И мы снова договорились, что у нашей любви нет будущего и что мы хотим и ждем друг от друга только одного — быть счастливыми до тех пор, пока ее спектакль не уедет на гастроли из Нью-Йорка в Бостон.
— Это просто идеально, — сказала Бобби. — Я надолго уеду из Нью-Йорка, мне придется много работать, и я буду среди новых друзей в новой труппе.
Мы пожали друг другу руки и поцеловались, и она убежала в театр.
* * *Две недели спустя она угрожала покончить с собой.
Ей грозило увольнение из труппы, и она очень нервничала. Оказалось, что они набрали слишком много хористок, и нескольких из них нужно было рассчитать с выплатой неустойки, и мы провели ужасный вечер накануне того дня, когда должен был упасть дамоклов меч. Все последние дни, пока шли репетиции, она была попеременно взвинченной или разгневанной, страстной или враждебной, доброй или злобной.
— Мне наплевать: пусть меня выгоняют! — кричала она. — Я не хочу ехать в Бостон. Я не хочу с тобой расставаться, я этого не вынесу. Я скорее умру! Может быть, мне лучше самой уйти, не дожидаясь, пока меня вытурят? Хочешь, я хлопну дверью? Или тебе наплевать, что я могу от тебя уехать? Что с тобой, живой ты человек или нет? И что вообще мы тут вместе делаем в одной постели?
Когда я провожал Бобби домой на такси, настроение у нас обоих было хуже некуда.
— Ладно, — сказала она, когда такси остановилось. — Ты хочешь от меня избавиться, мне это совершенно ясно. Что ж, пусть будет так. Ты от меня избавишься куда скорее, чем ты думаешь.
— Бобби, что ты имеешь в виду?
— Ты все узнаешь. — Она вышла из такси, и лицо у нее было белое как мел.

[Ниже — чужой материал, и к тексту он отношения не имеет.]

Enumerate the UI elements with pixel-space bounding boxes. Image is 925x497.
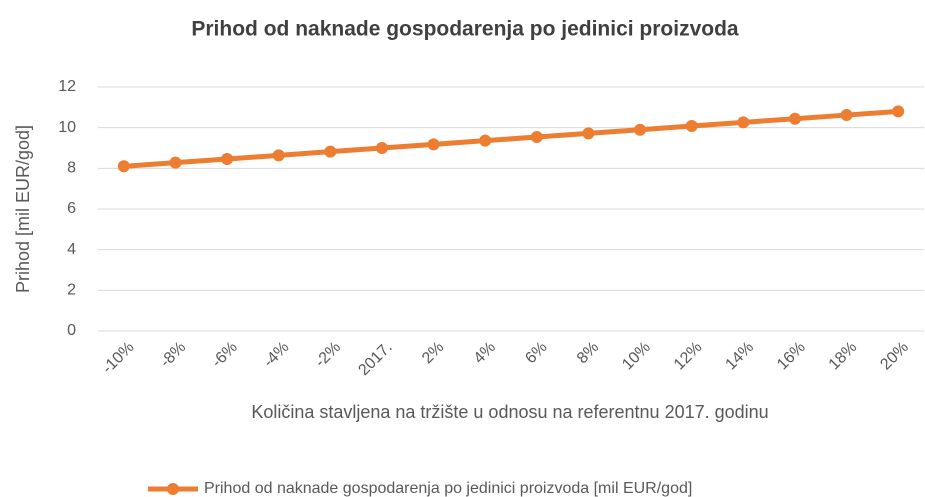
x-tick-label: 16% <box>774 339 809 374</box>
x-tick-label: 20% <box>877 339 912 374</box>
x-tick-label: -2% <box>312 339 344 371</box>
data-point <box>530 131 543 144</box>
x-tick-label: 18% <box>826 339 861 374</box>
x-tick-label: -8% <box>157 339 189 371</box>
legend-label: Prihod od naknade gospodarenja po jedini… <box>204 480 692 497</box>
y-tick-label: 4 <box>67 241 76 258</box>
legend-marker <box>167 483 179 495</box>
data-point <box>324 145 337 158</box>
chart-title: Prihod od naknade gospodarenja po jedini… <box>191 18 739 41</box>
y-tick-label: 8 <box>67 160 76 177</box>
y-tick-label: 12 <box>58 78 76 95</box>
x-tick-label: -10% <box>99 339 137 377</box>
x-tick-label: -4% <box>260 339 292 371</box>
x-tick-label: 12% <box>671 339 706 374</box>
data-point <box>427 138 440 151</box>
x-tick-label: 2% <box>419 339 447 367</box>
data-point <box>272 149 285 162</box>
x-axis-title: Količina stavljena na tržište u odnosu n… <box>251 402 768 422</box>
data-point <box>892 105 905 118</box>
series-line <box>123 108 899 169</box>
data-point <box>117 160 130 173</box>
x-tick-label: 2017. <box>355 339 395 379</box>
y-tick-label: 0 <box>67 322 76 339</box>
data-point <box>375 142 388 154</box>
data-point <box>685 120 698 133</box>
x-tick-label: -6% <box>209 339 241 371</box>
y-tick-label: 10 <box>58 119 76 136</box>
x-tick-label: 6% <box>522 339 550 367</box>
y-tick-label: 6 <box>67 200 76 217</box>
data-point <box>169 156 182 169</box>
data-point <box>737 116 750 129</box>
y-tick-label: 2 <box>67 282 76 299</box>
data-point <box>582 127 595 140</box>
x-tick-label: 4% <box>471 339 499 367</box>
data-point <box>788 112 801 125</box>
data-point <box>840 109 853 122</box>
x-tick-label: 8% <box>574 339 602 367</box>
y-axis-title: Prihod [mil EUR/god] <box>13 125 33 293</box>
data-point <box>634 123 647 136</box>
x-tick-label: 10% <box>619 339 654 374</box>
data-point <box>221 152 234 165</box>
x-tick-label: 14% <box>722 339 757 374</box>
data-point <box>479 134 492 147</box>
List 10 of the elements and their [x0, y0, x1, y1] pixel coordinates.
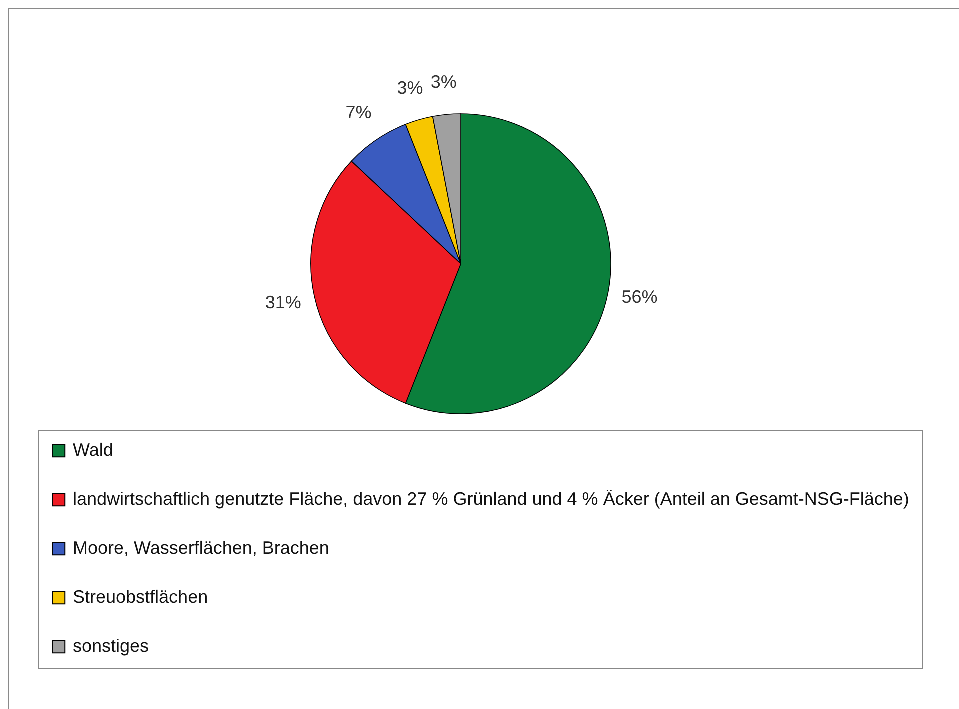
- legend-label: Streuobstflächen: [73, 587, 208, 607]
- legend-label: sonstiges: [73, 636, 150, 656]
- legend-label: Wald: [73, 440, 114, 460]
- data-label: 56%: [622, 287, 658, 308]
- data-label: 7%: [346, 102, 372, 122]
- data-label: 3%: [430, 72, 457, 92]
- legend-label: landwirtschaftlich genutzte Fläche, davon 27 % Grünland und 4 % Äcker (Anteil an Gesamt-NSG-Fläche): [73, 489, 910, 509]
- data-label: 31%: [265, 292, 302, 313]
- legend-label: Moore, Wasserflächen, Brachen: [73, 538, 330, 558]
- data-label: 3%: [397, 78, 424, 98]
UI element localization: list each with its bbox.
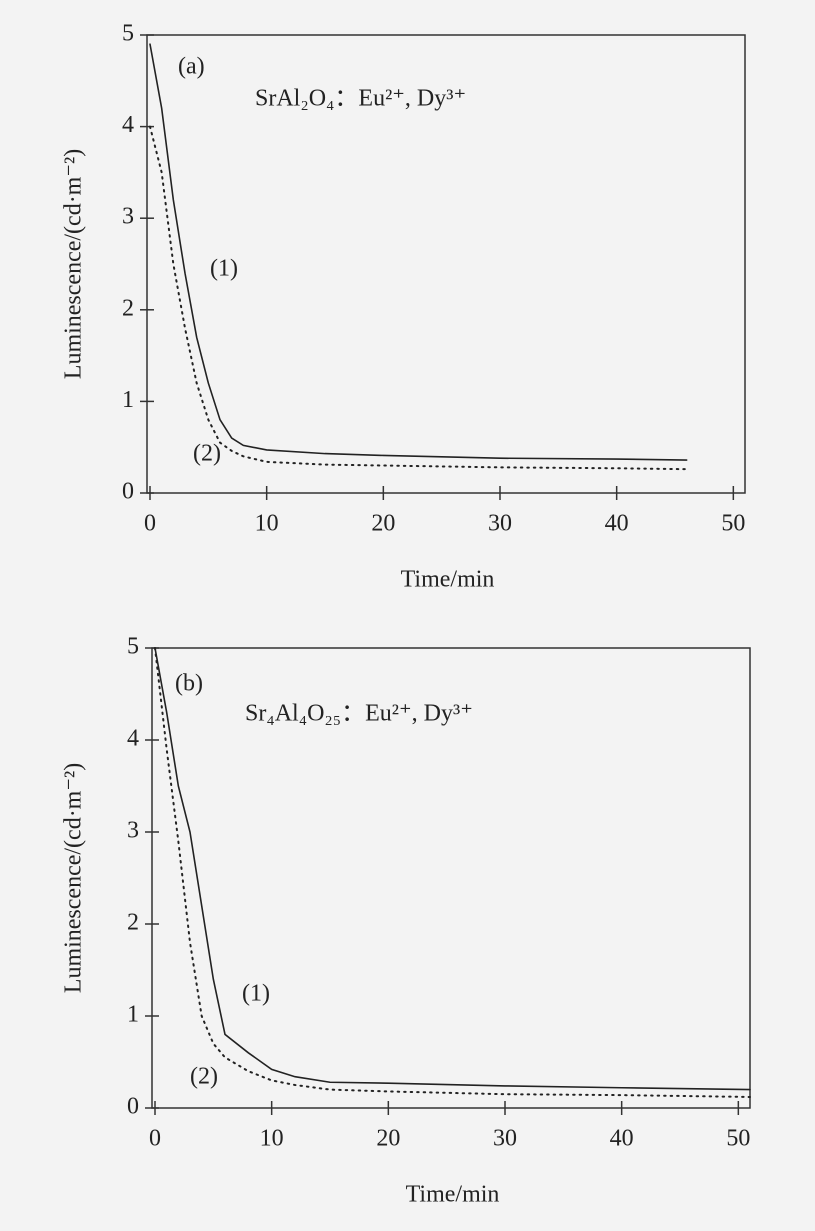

— Спокойной ночи, Бобби. Я завтра тебе позвоню.
— Спокойной ночи.
Не знаю, почему я до сих пор помню, что, когда я шел пешком обратно, я нес в руке сложенный зонтик. Но я это помню. Я пошел не в «Апрельский дом», а к родителям, которые жили от Бобби в пяти минутах ходьбы. Я хотел хорошенько выспаться. По правде говоря, я не очень-то верил, что Бобби может выброситься из окна, но на душе у меня было неспокойно.
Когда я наутро позвонил Бобби, мне, как всегда, ответил хриплый голос швейцара. Бобби жила на верхнем этаже, а телефон был внизу в холле.
— Бобби Уэбб? Одну минуточку! — сказал швейцар обычным для него хмурым тоном.